Die Arbeit besteht aus zwei großen Teilen, die sich auf die erste Hälfte des 13. Jahrhunderts (Teil I) und das 14. Jahrhundert (Teil II) beziehen und um einen kurzen Exkurs zum 15. Jahrhundert (Teil III) ergänzt werden. Teil I, Kap. A, behandelt die verschiedenen regulierten und unregulierten religiosen Lebensformen für Frauen, die im Bistum Lüttich im ersten Drittel des 13. Jahrhunderts entstanden sind. Kap. B untersucht die Ausbreitung dieser Lebensweise in "Deutschland" (so die Kapitelüberschrift), behandelt aber vor allem die Region am Mittel- und Niederrhein. Das umfangreiche Kap. C untersucht exemplarisch die Städte Erfurt, Mühlhausen, Nordhausen und Jena und kann beeindruckende neue Ergebnisse zu Thüringen vorweisen. Teil II beginnt mit einem sehr umfangreichen Kap. A zum Konzil von Vienne und behandelt die Auswirkungen der Vienner Dekrete vor allem in Hinblick auf die vier ausgewählten Thüringer Städte, aber auch auf die Bistümer Straßburg, Cambrai, Tournai, Lüttich und Utrecht. Voigt postuliert mit Blick auf Straßburg, dass "keinesfalls von einer umfassenden Beginenverfolgung" nach Vienne (312) auszugehen sei und verallgemeinert diesen Befund auch für andere Städte. Leider bleibt bis zum Schluss unklar, was Voigt unter "Verfolgungen" von Beginen versteht, die es seiner Ansicht nach in Deutschland gar nicht gab. Mit dieser These wird sich die zukünftige Forschung kritisch auseinandersetzen müssen.
Kap. B legt den Schwerpunkt auf das Vorgehen gegen Frauen durch die Inquisition von 1345 bis 1377. In Kap. C wird dieses Thema kurz am Basler Beispiel bis in die beiden ersten Jahrzehnte des 15. Jahrhunderts fortgeführt.

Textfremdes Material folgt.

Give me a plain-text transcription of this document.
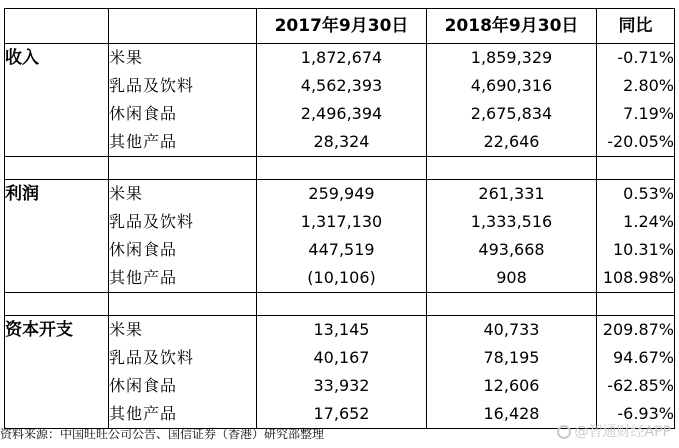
		2017年9月30日	2018年9月30日	同比
收入	米果	1,872,674	1,859,329	-0.71%
	乳品及饮料	4,562,393	4,690,316	2.80%
	休闲食品	2,496,394	2,675,834	7.19%
	其他产品	28,324	22,646	-20.05%

利润	米果	259,949	261,331	0.53%
	乳品及饮料	1,317,130	1,333,516	1.24%
	休闲食品	447,519	493,668	10.31%
	其他产品	(10,106)	908	108.98%

资本开支	米果	13,145	40,733	209.87%
	乳品及饮料	40,167	78,195	94.67%
	休闲食品	33,932	12,606	-62.85%
	其他产品	17,652	16,428	-6.93%
资料来源：中国旺旺公司公告、国信证券（香港）研究部整理	@智通财经APP
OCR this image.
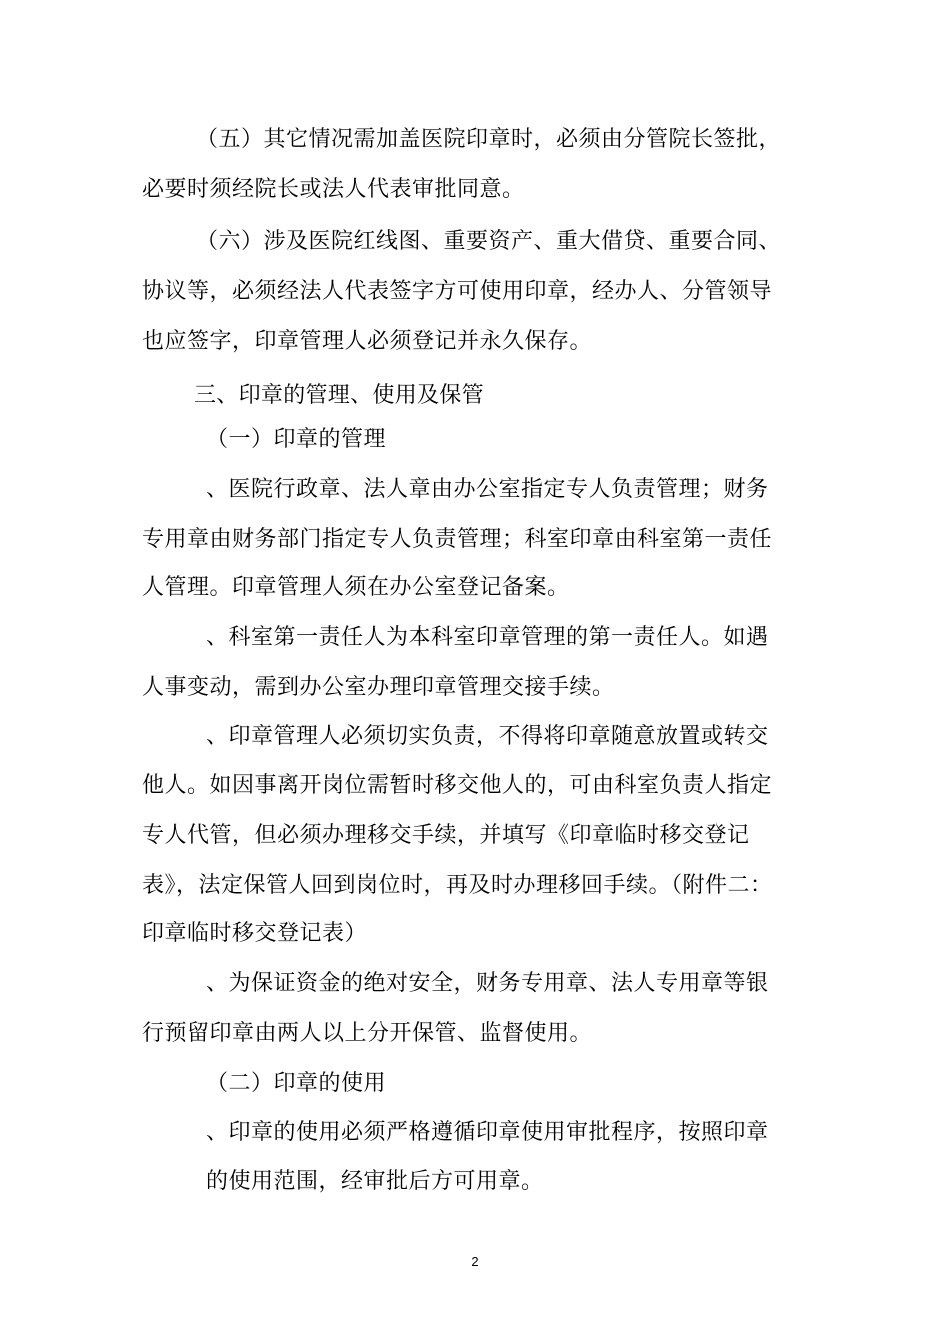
（五）其它情况需加盖医院印章时，必须由分管院长签批，
必要时须经院长或法人代表审批同意。
（六）涉及医院红线图、重要资产、重大借贷、重要合同、
协议等，必须经法人代表签字方可使用印章，经办人、分管领导
也应签字，印章管理人必须登记并永久保存。
三、印章的管理、使用及保管
（一）印章的管理
、医院行政章、法人章由办公室指定专人负责管理；财务
专用章由财务部门指定专人负责管理；科室印章由科室第一责任
人管理。印章管理人须在办公室登记备案。
、科室第一责任人为本科室印章管理的第一责任人。如遇
人事变动，需到办公室办理印章管理交接手续。
、印章管理人必须切实负责，不得将印章随意放置或转交
他人。如因事离开岗位需暂时移交他人的，可由科室负责人指定
专人代管，但必须办理移交手续，并填写《印章临时移交登记
表》，法定保管人回到岗位时，再及时办理移回手续。（附件二：
印章临时移交登记表）
、为保证资金的绝对安全，财务专用章、法人专用章等银
行预留印章由两人以上分开保管、监督使用。
（二）印章的使用
、印章的使用必须严格遵循印章使用审批程序，按照印章
的使用范围，经审批后方可用章。
2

Die Fokussierung auf Thüringen ist wohl begründet: Zum einen gibt es kaum nennenswerte Vorgängerstudien, zum anderen weist diese Region spätestens seit dem 12. Jahrhundert mit ihrer Dichte an benediktinischen und zisterziensischen Reformklöstern und der stetig wachsenden Städtelandschaft idealtypische Bedingungen für die Entstehung neuer Frömmigkeitsformen auf. Voigt ist es zudem gelungen, vor allem zu den vier herangezogenen Thüringer Städten sowie zur Auseinandersetzung um das Vienner Konzil neues Quellenmaterial zu finden und für die Frage nach weiblichem Religiosentum zu erschließen.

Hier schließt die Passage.